CTA axial source images




CTA coronal and 3D recons




Right vertebral artery injection lateral, AP, and 3D recons




Right Vertebral artery injection AP and lateral views s/p coiling



Findings:

CT: diffuse subarachnoid hemorrhage
CTA and angiogram:  Right vertebral artery focal enlargement just distal to the PICA origin involving the anterior spinal artery origin

DDX:

Fusiform aneurysm, dissecting aneurysm, FMD



Diagnosis:

Right vertebral artery dissecting aneurysm just distal to the PICA origin involving the anterior spinal artery


Discussion:

A vertebral artery dissection usually begins with an expanding hematoma in the vessel wall.  This intramural hematoma can arise spontaneously or secondary to minor trauma.  It also can be introduced through an intimal flap that develops at the level of the inner lumen of the vessel.  Subadventitial dissections tend to cause pseudoaneurysmal dilation of the vertebral artery, which may compress adjacent neurologic structures.
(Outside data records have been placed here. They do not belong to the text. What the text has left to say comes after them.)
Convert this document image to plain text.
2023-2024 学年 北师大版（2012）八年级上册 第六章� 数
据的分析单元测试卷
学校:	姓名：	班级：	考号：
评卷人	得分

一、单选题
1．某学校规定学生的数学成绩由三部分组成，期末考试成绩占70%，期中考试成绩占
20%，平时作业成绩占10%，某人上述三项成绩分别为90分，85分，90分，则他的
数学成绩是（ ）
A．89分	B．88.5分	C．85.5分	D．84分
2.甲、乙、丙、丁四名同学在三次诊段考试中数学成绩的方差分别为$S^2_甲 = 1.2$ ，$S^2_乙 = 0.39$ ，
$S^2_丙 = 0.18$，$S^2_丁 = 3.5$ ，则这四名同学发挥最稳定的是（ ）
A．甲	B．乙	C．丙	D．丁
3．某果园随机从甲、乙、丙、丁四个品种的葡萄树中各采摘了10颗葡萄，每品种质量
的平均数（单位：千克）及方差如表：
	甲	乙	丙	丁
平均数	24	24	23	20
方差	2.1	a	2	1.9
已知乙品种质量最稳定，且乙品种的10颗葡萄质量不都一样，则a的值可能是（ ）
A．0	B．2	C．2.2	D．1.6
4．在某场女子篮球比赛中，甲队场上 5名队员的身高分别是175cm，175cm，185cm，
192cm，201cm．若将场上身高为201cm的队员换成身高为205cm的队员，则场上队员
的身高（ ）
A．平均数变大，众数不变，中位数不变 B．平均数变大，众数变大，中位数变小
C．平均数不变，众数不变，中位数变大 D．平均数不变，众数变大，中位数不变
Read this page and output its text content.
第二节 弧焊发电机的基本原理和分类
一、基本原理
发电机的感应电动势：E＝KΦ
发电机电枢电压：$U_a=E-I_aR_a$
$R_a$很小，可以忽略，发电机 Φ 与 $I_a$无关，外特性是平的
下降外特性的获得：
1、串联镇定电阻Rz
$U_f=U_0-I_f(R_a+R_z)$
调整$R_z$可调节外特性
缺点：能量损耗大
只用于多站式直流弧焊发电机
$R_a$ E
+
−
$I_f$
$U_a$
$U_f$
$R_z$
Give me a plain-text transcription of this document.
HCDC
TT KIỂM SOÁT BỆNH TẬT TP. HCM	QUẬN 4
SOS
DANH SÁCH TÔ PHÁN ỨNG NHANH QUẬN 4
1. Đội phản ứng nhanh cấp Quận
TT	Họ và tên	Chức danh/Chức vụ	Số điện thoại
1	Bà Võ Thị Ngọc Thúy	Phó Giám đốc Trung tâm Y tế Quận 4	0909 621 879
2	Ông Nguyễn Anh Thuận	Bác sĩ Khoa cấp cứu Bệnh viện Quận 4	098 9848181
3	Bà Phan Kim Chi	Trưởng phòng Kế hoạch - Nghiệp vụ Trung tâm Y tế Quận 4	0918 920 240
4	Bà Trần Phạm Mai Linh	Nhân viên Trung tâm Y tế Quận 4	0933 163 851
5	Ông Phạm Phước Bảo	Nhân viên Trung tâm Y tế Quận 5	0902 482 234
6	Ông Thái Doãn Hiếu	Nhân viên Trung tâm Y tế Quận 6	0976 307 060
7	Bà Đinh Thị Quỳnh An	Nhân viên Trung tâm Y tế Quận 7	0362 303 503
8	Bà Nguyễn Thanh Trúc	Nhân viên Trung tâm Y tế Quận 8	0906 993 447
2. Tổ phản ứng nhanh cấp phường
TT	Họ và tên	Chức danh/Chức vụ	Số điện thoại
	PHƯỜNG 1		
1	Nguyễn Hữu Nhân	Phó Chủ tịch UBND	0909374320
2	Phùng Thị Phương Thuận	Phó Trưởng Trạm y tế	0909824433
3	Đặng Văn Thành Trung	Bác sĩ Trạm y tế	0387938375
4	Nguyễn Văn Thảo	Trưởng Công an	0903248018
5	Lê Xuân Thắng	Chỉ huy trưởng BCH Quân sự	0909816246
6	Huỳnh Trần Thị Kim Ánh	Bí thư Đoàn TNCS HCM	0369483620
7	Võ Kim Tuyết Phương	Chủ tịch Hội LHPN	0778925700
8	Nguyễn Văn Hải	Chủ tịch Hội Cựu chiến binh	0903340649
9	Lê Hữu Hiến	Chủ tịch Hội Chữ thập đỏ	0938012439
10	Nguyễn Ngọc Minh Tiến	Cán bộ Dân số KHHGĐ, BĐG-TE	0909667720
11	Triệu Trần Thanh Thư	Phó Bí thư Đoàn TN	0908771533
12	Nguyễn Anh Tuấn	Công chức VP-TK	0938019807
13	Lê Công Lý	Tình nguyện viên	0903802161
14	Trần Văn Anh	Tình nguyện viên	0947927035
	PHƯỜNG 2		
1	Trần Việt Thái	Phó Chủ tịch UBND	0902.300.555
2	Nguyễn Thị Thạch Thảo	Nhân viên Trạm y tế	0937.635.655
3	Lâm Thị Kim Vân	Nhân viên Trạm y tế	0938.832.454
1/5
These subadventitial dissections are prone to rupture through the adventitia, resulting in subarachnoid hemorrhage. In an autopsy series of more than 100 patients with subarachnoid hemorrhage, 5% of the hemorrhages were from vertebral dissection.  Due to their natural history to rebleed, rapid treatment, often with coil embolization is favored.  In this case, a risk factor was the presence of the anterior spinal artery origin within the dissection.  Fortunately, after coiling there was retrograde  filling  of  the  anterior  spinal  artery  via  muscular perforators  from  the  proximal  right  vertebral  artery.